Accueil > Documents > Décroissance de la consommation > Nicolas Hulot déclare qu’il "n’aime plus trop" le développement (...)

Interviewé dans Libération

Nicolas Hulot déclare qu’il "n’aime plus trop" le développement durable

vendredi 11 septembre 2009

On lit dans une interview fort intéressante de Nicolas Hulot dans Libération du 7 septembre qu’il "n’aime plus trop" le développement durable.
Disons que c’est logique.

Scoop : le développement durable n’est pas durable !

Il n’y a pas de raison de faire un procès d’intention à Nicolas Hulot : son engagement en faveur de la planète doit être sincère. Justement, cette sincérité doublée de ses efforts de communication importants buttent radicalement sur une aporie grosse comme la Terre : a force de plaider pour le développement durable, on ne peut que faire durer le développement, précisément parce que le développement durable a été inventé pour faire durer le développement, et certainement pas pour développer la durabilité. Un doute ?
C’est simple : s’il s’agissait de développer la durabilité, on commencerait par développer des biens qui durent, non ? Des biens qui durent, c’est à dire des biens de qualité, conçus pour ne pas vous lâcher au bout d’un an, des biens que l’on peut réparer, bricoler, recycler, etc. Bref, plutôt que le GSM hyper-polluant qui fonctionne sur batterie au lithium, les entreprises qui se réclament du développement durable seraient restées au téléphone à fil, infiniment moins énergivore et polluant. Et il coûterait moins cher de réparer un téléphone à fil que d’en acheter un nouveau. Même chose pour un lecteur CD, qui devrait être réparable plutôt que jetable, etc. Dans ce cas on observerait une volonté de développer la durabilité.
De la même façon, si le développement durable voulait vraiment développer la durabilité, les gouvernements qui s’en réclament arrêteraient de subventionner les industries les plus polluantes, comme par exemple : le nucléaire, l’industrie du pétrole, les constructeurs auto, etc. C’est l’inverse qui se passe, et pourtant tout le monde se dit ardent défendeur du développement durable ! Fichtre et bigre, mais que se passe-t-il ?
Le développement durable fait durer "le développement", qui est celui de la marchandisation et de la croissance économique : l’obsolescence programmée et la surconsommation sont toujours au cœur de ce système économique qui se présente comme pouvant croître à l’infini, ce qui n’est absolument pas durable sur une planète aux ressources finies, comme le dit la formule.

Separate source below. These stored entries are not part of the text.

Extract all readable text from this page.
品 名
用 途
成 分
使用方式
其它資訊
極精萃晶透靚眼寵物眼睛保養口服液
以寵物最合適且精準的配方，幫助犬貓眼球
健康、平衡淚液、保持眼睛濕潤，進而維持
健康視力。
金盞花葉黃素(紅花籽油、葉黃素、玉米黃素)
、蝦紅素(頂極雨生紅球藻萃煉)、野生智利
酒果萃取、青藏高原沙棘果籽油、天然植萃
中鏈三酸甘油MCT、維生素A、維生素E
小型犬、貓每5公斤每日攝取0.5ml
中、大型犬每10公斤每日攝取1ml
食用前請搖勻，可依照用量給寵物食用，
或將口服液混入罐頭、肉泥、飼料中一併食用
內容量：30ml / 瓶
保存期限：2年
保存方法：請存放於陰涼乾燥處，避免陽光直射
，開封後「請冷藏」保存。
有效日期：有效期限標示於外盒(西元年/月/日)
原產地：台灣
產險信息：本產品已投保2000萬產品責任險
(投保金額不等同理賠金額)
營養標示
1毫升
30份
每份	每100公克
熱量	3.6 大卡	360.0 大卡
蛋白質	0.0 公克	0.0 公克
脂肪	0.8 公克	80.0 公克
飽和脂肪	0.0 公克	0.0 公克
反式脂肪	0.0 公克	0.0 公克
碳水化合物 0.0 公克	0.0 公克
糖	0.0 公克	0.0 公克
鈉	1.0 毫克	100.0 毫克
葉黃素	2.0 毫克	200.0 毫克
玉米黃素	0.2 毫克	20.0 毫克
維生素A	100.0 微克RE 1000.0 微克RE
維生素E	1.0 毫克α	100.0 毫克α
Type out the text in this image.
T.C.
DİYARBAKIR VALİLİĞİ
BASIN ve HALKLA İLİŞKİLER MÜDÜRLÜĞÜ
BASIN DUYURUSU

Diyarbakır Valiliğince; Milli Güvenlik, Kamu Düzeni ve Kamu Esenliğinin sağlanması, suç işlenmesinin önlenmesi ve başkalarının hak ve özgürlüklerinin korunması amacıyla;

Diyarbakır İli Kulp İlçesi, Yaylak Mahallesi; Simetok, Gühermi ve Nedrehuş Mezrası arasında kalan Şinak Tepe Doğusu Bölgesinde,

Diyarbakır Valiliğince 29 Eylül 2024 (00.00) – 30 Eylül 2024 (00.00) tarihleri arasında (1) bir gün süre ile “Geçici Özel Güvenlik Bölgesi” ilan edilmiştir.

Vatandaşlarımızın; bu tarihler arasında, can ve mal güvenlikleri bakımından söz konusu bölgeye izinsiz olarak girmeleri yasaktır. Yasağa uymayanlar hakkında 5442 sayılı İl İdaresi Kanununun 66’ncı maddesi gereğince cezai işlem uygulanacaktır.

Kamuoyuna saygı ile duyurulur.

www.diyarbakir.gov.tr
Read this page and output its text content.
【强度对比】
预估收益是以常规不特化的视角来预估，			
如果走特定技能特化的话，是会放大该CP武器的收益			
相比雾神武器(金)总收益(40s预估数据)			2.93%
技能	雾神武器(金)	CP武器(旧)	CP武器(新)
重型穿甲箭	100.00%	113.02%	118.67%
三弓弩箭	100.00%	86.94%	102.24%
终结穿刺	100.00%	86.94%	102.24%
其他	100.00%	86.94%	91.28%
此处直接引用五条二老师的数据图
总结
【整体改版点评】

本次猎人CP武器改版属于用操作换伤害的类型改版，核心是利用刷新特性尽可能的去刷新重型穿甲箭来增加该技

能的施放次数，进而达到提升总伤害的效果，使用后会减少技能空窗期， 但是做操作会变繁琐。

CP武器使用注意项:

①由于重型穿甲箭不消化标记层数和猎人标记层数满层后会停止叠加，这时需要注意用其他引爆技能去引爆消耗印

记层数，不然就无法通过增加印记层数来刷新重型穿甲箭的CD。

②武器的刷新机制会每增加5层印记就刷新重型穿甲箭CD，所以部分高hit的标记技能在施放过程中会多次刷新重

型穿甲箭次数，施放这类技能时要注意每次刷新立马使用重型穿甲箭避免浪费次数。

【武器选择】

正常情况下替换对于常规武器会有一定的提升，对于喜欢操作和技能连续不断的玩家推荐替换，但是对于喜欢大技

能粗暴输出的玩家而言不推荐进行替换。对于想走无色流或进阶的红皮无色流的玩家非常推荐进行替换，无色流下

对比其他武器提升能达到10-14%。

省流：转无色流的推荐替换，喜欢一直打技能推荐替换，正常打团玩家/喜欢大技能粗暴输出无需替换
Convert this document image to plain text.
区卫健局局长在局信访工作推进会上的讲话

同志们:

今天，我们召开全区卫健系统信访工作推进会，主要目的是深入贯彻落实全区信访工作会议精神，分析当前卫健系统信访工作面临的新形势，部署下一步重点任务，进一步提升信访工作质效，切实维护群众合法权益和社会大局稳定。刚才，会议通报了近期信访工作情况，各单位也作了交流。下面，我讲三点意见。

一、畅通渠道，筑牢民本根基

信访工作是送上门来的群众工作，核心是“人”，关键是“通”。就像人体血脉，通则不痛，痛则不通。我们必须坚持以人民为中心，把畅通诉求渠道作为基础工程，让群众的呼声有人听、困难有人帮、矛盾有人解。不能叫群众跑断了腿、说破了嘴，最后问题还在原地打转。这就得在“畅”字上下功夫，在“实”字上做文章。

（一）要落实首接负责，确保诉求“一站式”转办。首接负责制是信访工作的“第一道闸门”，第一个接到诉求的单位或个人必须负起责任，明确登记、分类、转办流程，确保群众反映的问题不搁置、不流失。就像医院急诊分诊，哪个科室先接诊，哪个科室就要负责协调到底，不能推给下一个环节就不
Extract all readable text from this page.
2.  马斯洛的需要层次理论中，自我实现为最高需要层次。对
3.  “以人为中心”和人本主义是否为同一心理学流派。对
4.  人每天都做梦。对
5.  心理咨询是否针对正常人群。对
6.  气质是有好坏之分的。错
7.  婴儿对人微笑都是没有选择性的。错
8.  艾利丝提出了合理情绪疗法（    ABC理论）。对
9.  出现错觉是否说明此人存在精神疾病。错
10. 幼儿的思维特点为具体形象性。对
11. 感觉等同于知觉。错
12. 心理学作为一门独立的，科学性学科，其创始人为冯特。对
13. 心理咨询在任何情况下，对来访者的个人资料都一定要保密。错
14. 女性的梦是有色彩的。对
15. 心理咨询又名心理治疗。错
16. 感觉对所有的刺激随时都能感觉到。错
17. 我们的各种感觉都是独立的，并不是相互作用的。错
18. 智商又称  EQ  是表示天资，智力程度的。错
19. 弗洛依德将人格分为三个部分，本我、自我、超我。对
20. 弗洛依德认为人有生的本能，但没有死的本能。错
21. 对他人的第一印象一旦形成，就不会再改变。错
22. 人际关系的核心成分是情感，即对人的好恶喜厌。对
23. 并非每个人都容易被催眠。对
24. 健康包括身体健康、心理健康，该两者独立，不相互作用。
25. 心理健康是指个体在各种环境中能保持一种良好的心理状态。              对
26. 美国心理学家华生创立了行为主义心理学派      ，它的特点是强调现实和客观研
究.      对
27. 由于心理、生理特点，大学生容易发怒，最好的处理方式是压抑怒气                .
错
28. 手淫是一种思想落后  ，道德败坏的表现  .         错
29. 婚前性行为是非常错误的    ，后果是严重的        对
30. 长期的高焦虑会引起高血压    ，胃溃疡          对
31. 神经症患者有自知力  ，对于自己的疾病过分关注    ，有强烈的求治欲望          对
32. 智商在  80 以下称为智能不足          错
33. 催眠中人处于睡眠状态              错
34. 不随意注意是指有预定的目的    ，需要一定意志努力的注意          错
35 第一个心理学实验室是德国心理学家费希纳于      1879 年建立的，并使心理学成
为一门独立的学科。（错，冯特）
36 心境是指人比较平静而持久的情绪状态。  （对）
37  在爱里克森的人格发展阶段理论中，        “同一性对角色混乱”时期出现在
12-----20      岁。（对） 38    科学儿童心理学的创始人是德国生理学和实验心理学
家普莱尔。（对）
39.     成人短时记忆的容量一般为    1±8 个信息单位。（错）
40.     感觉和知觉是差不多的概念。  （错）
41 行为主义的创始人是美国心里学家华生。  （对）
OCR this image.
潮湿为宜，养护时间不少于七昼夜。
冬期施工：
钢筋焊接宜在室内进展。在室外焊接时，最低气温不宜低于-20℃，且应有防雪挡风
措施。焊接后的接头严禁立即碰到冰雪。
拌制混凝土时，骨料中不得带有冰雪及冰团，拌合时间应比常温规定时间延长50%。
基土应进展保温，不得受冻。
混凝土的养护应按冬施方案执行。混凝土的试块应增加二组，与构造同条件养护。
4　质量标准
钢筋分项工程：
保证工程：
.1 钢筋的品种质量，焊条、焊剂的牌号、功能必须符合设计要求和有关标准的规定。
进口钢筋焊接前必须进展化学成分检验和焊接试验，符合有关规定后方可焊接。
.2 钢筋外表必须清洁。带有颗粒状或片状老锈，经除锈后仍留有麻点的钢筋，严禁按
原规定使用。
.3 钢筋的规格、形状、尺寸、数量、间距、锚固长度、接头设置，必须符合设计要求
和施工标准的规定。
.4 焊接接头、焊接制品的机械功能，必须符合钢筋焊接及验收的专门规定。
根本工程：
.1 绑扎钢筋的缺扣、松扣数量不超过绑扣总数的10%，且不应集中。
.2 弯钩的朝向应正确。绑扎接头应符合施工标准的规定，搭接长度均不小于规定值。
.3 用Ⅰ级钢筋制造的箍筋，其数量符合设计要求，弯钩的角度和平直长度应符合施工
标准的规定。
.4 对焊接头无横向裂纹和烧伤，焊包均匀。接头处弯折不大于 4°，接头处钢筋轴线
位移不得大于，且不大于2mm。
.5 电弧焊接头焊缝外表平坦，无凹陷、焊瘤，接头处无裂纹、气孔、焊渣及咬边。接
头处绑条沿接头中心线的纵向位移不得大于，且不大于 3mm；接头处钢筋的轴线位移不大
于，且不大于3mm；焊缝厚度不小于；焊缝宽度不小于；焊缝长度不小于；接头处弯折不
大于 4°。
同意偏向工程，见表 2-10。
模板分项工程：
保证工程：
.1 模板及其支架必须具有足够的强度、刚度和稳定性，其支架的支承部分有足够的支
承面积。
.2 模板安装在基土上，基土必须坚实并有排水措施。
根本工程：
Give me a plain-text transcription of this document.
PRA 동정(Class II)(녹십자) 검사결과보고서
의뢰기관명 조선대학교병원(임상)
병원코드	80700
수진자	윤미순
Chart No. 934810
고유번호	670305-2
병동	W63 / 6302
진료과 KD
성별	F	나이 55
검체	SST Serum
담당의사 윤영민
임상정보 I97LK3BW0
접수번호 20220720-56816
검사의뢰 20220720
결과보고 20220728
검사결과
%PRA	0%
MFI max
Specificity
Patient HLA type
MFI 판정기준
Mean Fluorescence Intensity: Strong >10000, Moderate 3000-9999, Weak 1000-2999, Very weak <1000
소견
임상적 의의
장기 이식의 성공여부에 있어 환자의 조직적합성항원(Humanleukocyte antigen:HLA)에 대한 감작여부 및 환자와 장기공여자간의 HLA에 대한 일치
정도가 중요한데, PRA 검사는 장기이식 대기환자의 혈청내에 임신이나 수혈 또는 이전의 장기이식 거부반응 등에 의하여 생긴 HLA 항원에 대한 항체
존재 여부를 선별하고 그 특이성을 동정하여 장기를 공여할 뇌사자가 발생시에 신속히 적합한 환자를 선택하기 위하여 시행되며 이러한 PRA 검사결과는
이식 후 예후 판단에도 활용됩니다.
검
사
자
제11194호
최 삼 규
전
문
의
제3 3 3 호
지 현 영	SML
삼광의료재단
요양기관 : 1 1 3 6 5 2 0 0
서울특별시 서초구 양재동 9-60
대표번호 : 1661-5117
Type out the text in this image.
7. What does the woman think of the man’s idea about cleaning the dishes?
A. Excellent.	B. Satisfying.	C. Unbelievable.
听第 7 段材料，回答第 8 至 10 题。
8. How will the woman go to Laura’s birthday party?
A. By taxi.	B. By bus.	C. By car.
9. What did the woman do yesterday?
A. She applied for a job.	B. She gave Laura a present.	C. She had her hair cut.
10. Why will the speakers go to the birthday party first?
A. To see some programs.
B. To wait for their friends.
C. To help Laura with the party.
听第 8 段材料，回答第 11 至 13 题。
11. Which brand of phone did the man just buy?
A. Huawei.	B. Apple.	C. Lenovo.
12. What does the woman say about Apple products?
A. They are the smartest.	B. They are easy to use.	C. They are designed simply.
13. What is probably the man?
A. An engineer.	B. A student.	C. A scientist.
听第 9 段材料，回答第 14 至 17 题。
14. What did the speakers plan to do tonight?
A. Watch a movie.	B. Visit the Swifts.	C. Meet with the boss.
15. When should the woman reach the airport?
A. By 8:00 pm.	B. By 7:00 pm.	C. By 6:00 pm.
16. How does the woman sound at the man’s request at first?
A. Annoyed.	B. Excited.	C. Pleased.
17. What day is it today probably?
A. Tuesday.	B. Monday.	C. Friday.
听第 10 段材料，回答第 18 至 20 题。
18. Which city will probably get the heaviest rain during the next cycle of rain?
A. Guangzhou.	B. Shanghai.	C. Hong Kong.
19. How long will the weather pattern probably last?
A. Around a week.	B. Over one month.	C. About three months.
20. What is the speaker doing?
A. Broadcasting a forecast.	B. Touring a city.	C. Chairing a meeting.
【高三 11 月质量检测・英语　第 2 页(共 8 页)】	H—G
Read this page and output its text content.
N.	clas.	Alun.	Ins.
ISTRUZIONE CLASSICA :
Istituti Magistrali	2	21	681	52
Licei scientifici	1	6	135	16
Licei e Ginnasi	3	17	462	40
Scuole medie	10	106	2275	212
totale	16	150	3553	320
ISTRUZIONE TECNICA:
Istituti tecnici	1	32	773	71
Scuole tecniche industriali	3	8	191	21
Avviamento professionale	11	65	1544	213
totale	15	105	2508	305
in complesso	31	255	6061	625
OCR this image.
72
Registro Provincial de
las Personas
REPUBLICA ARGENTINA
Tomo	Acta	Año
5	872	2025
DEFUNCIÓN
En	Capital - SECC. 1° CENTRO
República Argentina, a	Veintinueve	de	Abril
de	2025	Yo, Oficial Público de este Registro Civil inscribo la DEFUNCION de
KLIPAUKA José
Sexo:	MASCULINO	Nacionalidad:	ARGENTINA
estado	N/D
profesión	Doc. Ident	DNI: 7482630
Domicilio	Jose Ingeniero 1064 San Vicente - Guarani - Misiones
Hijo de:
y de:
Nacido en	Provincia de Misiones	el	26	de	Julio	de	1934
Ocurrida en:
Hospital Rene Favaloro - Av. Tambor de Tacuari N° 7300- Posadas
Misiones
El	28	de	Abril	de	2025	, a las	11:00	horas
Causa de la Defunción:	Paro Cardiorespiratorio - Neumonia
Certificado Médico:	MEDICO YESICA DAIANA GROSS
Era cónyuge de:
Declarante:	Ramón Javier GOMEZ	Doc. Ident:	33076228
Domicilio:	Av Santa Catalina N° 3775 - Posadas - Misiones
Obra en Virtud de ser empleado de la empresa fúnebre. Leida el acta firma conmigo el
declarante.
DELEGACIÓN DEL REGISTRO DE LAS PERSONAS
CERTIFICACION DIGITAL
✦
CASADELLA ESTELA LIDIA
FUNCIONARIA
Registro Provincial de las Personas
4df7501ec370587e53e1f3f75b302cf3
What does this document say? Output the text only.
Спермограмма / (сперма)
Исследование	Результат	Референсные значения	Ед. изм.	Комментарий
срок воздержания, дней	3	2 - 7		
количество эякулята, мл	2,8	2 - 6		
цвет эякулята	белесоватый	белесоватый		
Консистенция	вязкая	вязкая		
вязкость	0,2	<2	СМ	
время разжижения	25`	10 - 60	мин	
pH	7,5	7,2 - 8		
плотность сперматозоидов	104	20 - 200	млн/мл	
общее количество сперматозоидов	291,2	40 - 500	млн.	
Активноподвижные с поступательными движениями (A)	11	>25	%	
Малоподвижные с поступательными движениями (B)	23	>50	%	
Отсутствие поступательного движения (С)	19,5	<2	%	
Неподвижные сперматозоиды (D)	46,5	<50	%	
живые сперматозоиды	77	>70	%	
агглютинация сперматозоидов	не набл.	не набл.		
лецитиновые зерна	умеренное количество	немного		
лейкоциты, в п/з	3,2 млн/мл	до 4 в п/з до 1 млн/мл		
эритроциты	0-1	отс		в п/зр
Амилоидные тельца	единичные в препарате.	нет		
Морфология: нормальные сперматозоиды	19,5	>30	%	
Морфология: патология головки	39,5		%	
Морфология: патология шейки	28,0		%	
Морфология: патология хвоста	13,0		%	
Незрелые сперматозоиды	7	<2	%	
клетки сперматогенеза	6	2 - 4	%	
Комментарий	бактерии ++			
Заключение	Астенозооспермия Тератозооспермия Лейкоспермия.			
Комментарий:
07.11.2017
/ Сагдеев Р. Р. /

Bref, Nicolas Hulot "n’aime plus trop" le développement durable "parce qu’il est utilisé à toutes les sauces, c’est devenu parfois une camomille mielleuse pour nous faire ingérer tous nos excès de civilisation".
C’est une bonne nouvelle, encore un effort et on y sera, serait-on tenter de dire.

Scoop : le libéralisme économique n’est pas compatible avec la transition écologique !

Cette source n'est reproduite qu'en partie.